Después de unos días frenéticos de acusaciones cruzadas entre jueces, abogados y periodistas, algunos medios de comunicación han encabezado una suerte de batalla regeneracionista pixelando el rostro del presunto pederasta de Ciudad Lineal.
Entendemos y hasta promocionamos la búsqueda de los malandrines más buscados. ¿Quién no ha visto una estación de tren empapelada con sus fotos y, debajo, el teléfono de la Policía? Pero cuando ya se ha encontrado a quien se busca (o mejor dicho: cuando ya se ha encontrado a alguien que parece ser el que se estaba buscando), las preguntas por la exhibición de los detalles, incluidas las fotografías son inevitables. ¿Conviene mostrar? ¿A quién le conviene? ¿Cómo afrontar una rueda de reconocimiento si al que hay que reconocer ya le reconoce todo el mundo? ¿Cómo preservar a las víctimas de esta vorágine audiovisual que nos envuelve?

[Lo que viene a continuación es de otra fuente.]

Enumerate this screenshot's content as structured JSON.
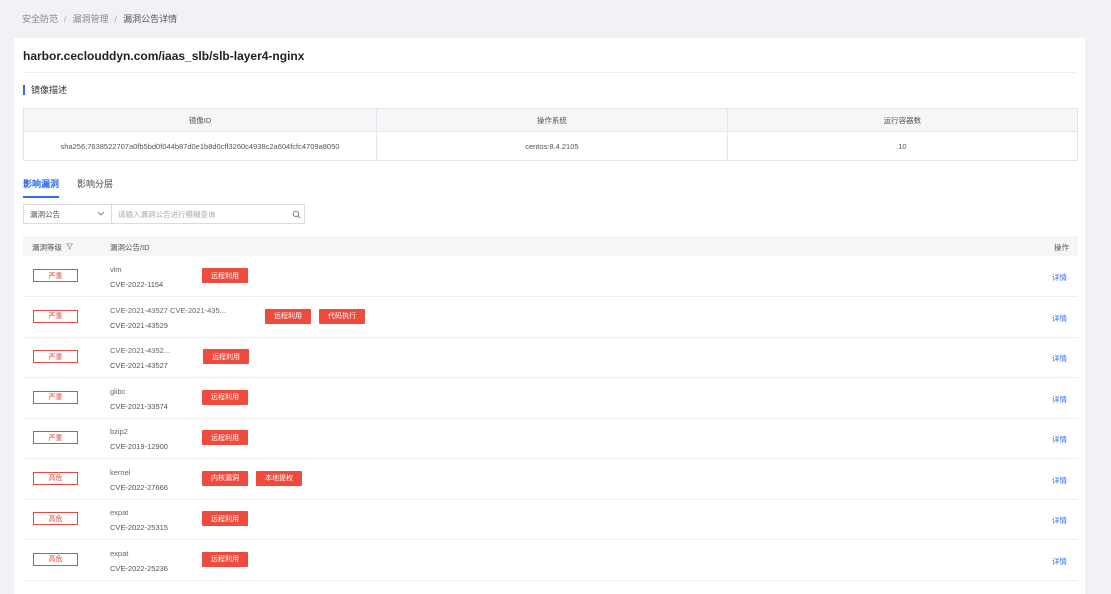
{
  "breadcrumb": {
    "items": [
      "安全防范",
      "漏洞管理",
      "漏洞公告详情"
    ],
    "separator": "/"
  },
  "image_title": "harbor.ceclouddyn.com/iaas_slb/slb-layer4-nginx",
  "section_title": "镜像描述",
  "desc_table": {
    "headers": [
      "镜像ID",
      "操作系统",
      "运行容器数"
    ],
    "row": [
      "sha256:7638522707a0fb5bd0f044b87d0e1b8d0cff3260c4938c2a604fcfc4709a8050",
      "centos:8.4.2105",
      "10"
    ]
  },
  "tabs": [
    {
      "label": "影响漏洞",
      "active": true
    },
    {
      "label": "影响分层",
      "active": false
    }
  ],
  "filter": {
    "select_value": "漏洞公告",
    "placeholder": "请输入漏洞公告进行模糊查询"
  },
  "list_header": {
    "level": "漏洞等级",
    "name": "漏洞公告/ID",
    "op": "操作"
  },
  "colors": {
    "accent": "#2d6df6",
    "danger": "#e8453c"
  },
  "rows": [
    {
      "level": "严重",
      "name": "vim",
      "id": "CVE-2022-1154",
      "tags": [
        "远程利用"
      ],
      "op": "详情"
    },
    {
      "level": "严重",
      "name": "CVE-2021-43527 CVE-2021-435...",
      "id": "CVE-2021-43529",
      "tags": [
        "远程利用",
        "代码执行"
      ],
      "op": "详情"
    },
    {
      "level": "严重",
      "name": "CVE-2021-4352...",
      "id": "CVE-2021-43527",
      "tags": [
        "远程利用"
      ],
      "op": "详情"
    },
    {
      "level": "严重",
      "name": "glibc",
      "id": "CVE-2021-33574",
      "tags": [
        "远程利用"
      ],
      "op": "详情"
    },
    {
      "level": "严重",
      "name": "bzip2",
      "id": "CVE-2019-12900",
      "tags": [
        "远程利用"
      ],
      "op": "详情"
    },
    {
      "level": "高危",
      "name": "kernel",
      "id": "CVE-2022-27666",
      "tags": [
        "内核漏洞",
        "本地提权"
      ],
      "op": "详情"
    },
    {
      "level": "高危",
      "name": "expat",
      "id": "CVE-2022-25315",
      "tags": [
        "远程利用"
      ],
      "op": "详情"
    },
    {
      "level": "高危",
      "name": "expat",
      "id": "CVE-2022-25236",
      "tags": [
        "远程利用"
      ],
      "op": "详情"
    }
  ]
}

Por otra parte, no es la corriente mayoritaria, gracias a Dios, pero en estos días no era difícil leer en las cloacas de las redes sociales mensajes promocionando la Ley del Talión y congratulándose de que "sepamos ya quien es el sujeto, por si nos lo encontramos por la calle. Así será más fácil darle su merecido". Baste recordar que, unas horas antes de la espectacular detención de Antonio Ortiz en Santander, un inocente vecino madrileño estuvo a punto de ser apaleado por la vecindad, al confundirlo con el pederasta, siguiendo los pasos del retrato robot.
Hay debate legal, y mucho. En Francia, por ejemplo, tienen que apañárselas para ocultar imágenes de presuntos criminales esposados. Está prohibido por Ley, así que nos enseñan la cara pero pixelan las esposas. Claro que el debate que no deja de bullir tiene, sobre todo, rescoldos morales. Pensemos en lo dicho: cómo puede afectar a una rueda de reconocimiento el hecho de que la fotografía del presunto criminal sea de dominio público. Y, ya sé que cuesta mucho, especialmente en un caso como éste, pero pensemos que estamos ante una persona (un monstruo, un hijodetal, ya, ya?, pero una persona).
Se abre entonces, querámoslo o no, la gran pregunta sobre si las personas son dignas de respeto, aunque sus opiniones o sus actos, o las dos cosas, sean execrables y merecedoras de la más dura condena.